He classified each of those trips as a “White House support mission,” which sounds dramatic and is a category technically reserved for situations in which commercial flights aren’t available or there is a national security or other emergency. I checked, however.  There are several $200 economy flights from Washington to Kentucky, which more than beats the $10,000 per hour the Pentagon charges as its official aircraft expense when its planes are used in this way.

In addition to those flights, Mnuchin has been flying high as a kind of second Kellyanne Conway on all sorts of non-Treasury-related topics that threaten to eclipse his boss. With Trump embroiled in a bitter war of words with National Football League players taking a knee over racism, Mnuchin saw an opportunity and cruised the Sunday talk-show circuit attacking the players. He used his platform to insist that they should “do free speech on their own time” — “off the field,” not on it.

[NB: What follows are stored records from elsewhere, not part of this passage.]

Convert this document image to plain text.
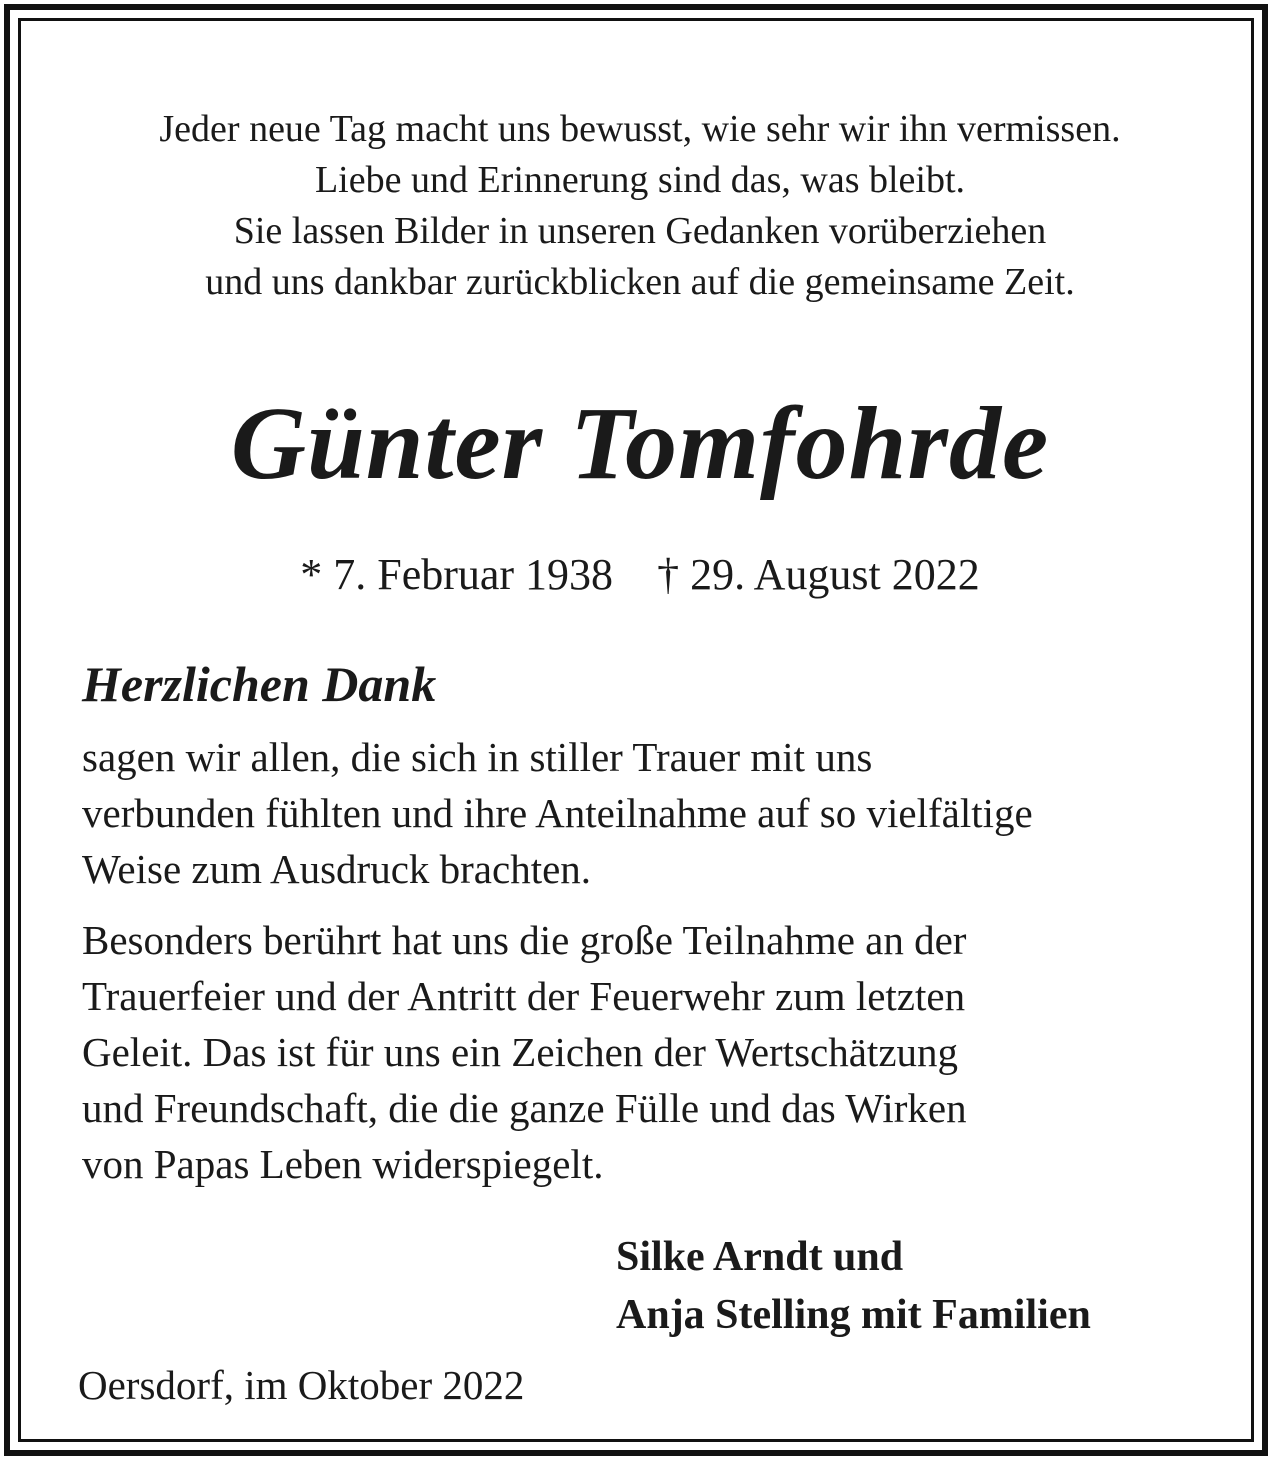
Jeder neue Tag macht uns bewusst, wie sehr wir ihn vermissen.
Liebe und Erinnerung sind das, was bleibt.
Sie lassen Bilder in unseren Gedanken vorüberziehen
und uns dankbar zurückblicken auf die gemeinsame Zeit.

Günter Tomfohrde

* 7. Februar 1938 † 29. August 2022

Herzlichen Dank

sagen wir allen, die sich in stiller Trauer mit uns
verbunden fühlten und ihre Anteilnahme auf so vielfältige
Weise zum Ausdruck brachten.

Besonders berührt hat uns die große Teilnahme an der
Trauerfeier und der Antritt der Feuerwehr zum letzten
Geleit. Das ist für uns ein Zeichen der Wertschätzung
und Freundschaft, die die ganze Fülle und das Wirken
von Papas Leben widerspiegelt.

Silke Arndt und
Anja Stelling mit Familien

Oersdorf, im Oktober 2022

About a week later, he responded to the flak over the president’s lackluster support for Puerto Rican recovery after Hurricane Maria devastated that island. Defending his boss and his tweets in another circuit of those talk shows, he doubled down on White House criticisms of San Juan Mayor Carmen Yulin Cruz.  “When the president gets attacked, he attacks back,” he told Chuck Todd on NBC’s Meet the Press, adding, “I think the mayor’s comments were unfair given what the government has done.”

While the head of the Treasury isn’t an elected official, his words do hold considerable weight — and he is, after all, fifth in the line of succession for the presidency. The value, insights, and credibility of the Treasury Department impact economies, markets, investors, and confidence the world over.

Simply Swampy

Call it lying, misleading, flip-flopping, or the invocation of the “rights” of privilege, but Mnuchin has already amassed quite a catalogue of questionable statements in his brief career in public office and, while he’s been at it, he’s even made extra money along the way: at least $15 million and possibly as much as $53 million, reports Fortune, from “entertainment and real estate interests that he sold to comply with federal conflict of interest rules.”

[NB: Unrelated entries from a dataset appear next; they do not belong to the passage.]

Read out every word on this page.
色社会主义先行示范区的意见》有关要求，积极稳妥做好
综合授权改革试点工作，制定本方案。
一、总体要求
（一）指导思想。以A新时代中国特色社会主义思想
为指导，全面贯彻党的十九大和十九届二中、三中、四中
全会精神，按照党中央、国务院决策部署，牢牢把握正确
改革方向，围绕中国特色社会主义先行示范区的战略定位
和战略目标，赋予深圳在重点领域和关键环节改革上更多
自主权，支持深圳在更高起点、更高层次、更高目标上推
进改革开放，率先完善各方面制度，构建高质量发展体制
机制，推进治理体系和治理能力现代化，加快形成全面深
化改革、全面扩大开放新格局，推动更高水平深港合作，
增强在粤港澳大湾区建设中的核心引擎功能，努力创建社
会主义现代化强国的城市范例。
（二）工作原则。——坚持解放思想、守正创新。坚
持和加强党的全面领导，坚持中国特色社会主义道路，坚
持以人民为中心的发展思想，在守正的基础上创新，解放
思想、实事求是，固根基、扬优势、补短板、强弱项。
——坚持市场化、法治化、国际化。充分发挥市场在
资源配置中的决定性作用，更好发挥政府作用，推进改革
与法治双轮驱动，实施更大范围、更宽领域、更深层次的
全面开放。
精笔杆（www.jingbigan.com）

For him, as for his boss, whatever anyone says, the bottom line and their allegiance remains simple and clear: it’s not to the middle class; it’s to their class, the half-billion and up folks. 

Alexander Hamilton was no stranger to wealth either, but he understood that the nation’s wealth should be shared more evenly.  He attempted to use his office as a national unifier and a place to coordinate efforts to pay off debts from the Revolutionary War. Mnuchin’s doctrine is one of returning to a world of fewer rules for Wall Street and fewer taxes on corporations and the wealthy, which, in translation, means greater risks and costs for the rest of us and for the country as a whole. While President Trump isn’t exactly the cannot-tell-a-lie inheritor of the Washingtonian tradition, his Treasury Secretary, the foreclosure king of America, is distinctly no Alexander Hamilton.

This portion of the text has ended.